Need I say that times have changed?
There has been a great deal written about the Shirley Sherrod fiasco, and plenty of egg for all the faces involved. A right-wing blogger and Fox News favorite, Andrew Breitbart, was evidently offended by the NAACP’s demand that the Tea Party denounce those among them who had exhibited racism. In another echo from my childhood—nah, nah, you’re a bigger one—he posted a videotape purporting to show a speech by Sherrod, an African-American employee of the Agriculture Department, in which it appeared she was sharing anti-White sentiments after receiving an award from the organization. The tape, it turned out, had been doctored—when viewed in its entirety, it was a heartfelt plea to get beyond racism of all varieties.
The elderly farmer who was the supposed object of her bigotry emerged to protest the smear; his wife told how Sherrod had actually saved their farm. Fox News, which had heavily promoted the Breitbart version, backpedaled. Before the whole story emerged, however, the Obama Administration demanded Sherrod’s resignation. No due process, no fact-checking, despite Sherrod’s long and distinguished tenure with the agency.
Let me suggest that none of this was really about accusations and denials of racism. It was about game-playing.
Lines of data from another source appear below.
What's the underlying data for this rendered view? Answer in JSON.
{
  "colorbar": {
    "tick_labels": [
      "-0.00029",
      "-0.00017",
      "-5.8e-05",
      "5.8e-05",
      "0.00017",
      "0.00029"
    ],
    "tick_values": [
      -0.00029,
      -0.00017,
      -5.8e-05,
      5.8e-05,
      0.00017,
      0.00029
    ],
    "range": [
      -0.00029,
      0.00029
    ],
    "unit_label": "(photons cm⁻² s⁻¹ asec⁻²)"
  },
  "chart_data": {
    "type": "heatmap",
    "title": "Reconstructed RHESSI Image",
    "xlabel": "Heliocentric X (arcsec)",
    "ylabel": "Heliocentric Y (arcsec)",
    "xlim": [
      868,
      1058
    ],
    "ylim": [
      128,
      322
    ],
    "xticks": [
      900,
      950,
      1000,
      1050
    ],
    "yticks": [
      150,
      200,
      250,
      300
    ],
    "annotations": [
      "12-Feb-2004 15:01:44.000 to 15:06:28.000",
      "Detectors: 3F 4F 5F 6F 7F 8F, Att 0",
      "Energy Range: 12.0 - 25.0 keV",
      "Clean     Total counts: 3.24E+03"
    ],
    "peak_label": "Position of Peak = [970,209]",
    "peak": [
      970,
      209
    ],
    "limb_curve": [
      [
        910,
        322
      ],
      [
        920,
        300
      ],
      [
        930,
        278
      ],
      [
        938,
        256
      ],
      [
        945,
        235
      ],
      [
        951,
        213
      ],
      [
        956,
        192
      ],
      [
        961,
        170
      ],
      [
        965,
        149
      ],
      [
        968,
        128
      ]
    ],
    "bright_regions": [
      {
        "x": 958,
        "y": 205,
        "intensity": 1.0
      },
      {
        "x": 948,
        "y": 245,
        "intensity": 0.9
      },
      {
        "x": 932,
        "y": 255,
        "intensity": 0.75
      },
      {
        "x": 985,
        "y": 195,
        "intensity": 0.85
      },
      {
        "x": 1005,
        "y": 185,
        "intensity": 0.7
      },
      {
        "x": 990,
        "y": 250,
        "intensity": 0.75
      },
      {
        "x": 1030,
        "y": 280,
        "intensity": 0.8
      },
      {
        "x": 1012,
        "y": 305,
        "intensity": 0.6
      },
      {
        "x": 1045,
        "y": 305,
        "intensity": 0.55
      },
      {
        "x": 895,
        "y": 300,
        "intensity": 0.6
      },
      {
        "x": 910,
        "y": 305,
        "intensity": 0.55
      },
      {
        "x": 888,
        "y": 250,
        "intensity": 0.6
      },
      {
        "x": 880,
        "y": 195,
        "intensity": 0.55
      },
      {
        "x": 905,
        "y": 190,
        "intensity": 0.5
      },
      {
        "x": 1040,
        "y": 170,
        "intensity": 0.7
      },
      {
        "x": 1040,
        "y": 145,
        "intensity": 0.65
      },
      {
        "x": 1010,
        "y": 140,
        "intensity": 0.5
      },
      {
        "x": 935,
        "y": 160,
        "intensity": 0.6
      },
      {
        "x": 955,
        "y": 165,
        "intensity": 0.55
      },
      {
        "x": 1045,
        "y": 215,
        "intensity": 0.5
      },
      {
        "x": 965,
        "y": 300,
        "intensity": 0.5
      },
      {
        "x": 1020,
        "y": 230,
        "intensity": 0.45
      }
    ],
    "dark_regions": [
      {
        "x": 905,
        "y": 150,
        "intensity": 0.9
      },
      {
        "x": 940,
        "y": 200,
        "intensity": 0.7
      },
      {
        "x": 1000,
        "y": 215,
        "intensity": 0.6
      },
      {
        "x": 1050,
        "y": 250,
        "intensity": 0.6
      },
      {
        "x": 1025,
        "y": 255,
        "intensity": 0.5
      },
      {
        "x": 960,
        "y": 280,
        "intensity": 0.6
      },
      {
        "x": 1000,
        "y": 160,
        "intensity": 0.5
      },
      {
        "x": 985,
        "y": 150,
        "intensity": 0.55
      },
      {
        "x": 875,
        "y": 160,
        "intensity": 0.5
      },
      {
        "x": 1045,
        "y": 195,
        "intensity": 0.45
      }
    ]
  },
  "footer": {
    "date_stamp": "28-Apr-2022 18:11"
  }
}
American politics has become so rancid, so sordid, that lying to advance one’s party is evidently considered a perfectly acceptable tactic—so acceptable that even those of us who try to follow the news and separate fact from convenient fiction find it increasingly difficult to know what is true and what isn’t. Organizations like snopes.com and factcheck.org can help, but most of us haven’t the time to sit at our computers double-checking every “fact” uttered by self-serving politicians.
Historically, we relied upon the mainstream media to do our fact-checking. But in the mad dash for eyeballs and audience share, in the era of the 24-hour “news hole,” even the outlets trying to practice legitimate journalism too often fail to check the accuracy of the charges and countercharges that have all but entirely replaced principled policy debates.
And what about those we have elected, ostensibly to run the agencies of government? The saddest feature of contemporary politics is the wholesale abandonment of seriousness and policy expertise for game-playing. And what an ugly game it is, where control of a day’s news cycle is more important than the destruction of a lifelong public servant’s reputation.
It’s bad enough that these political operatives never learned the lesson that how you play the game is more important than winning or losing, but what is really depressing is that self-government has degenerated into a game to be played.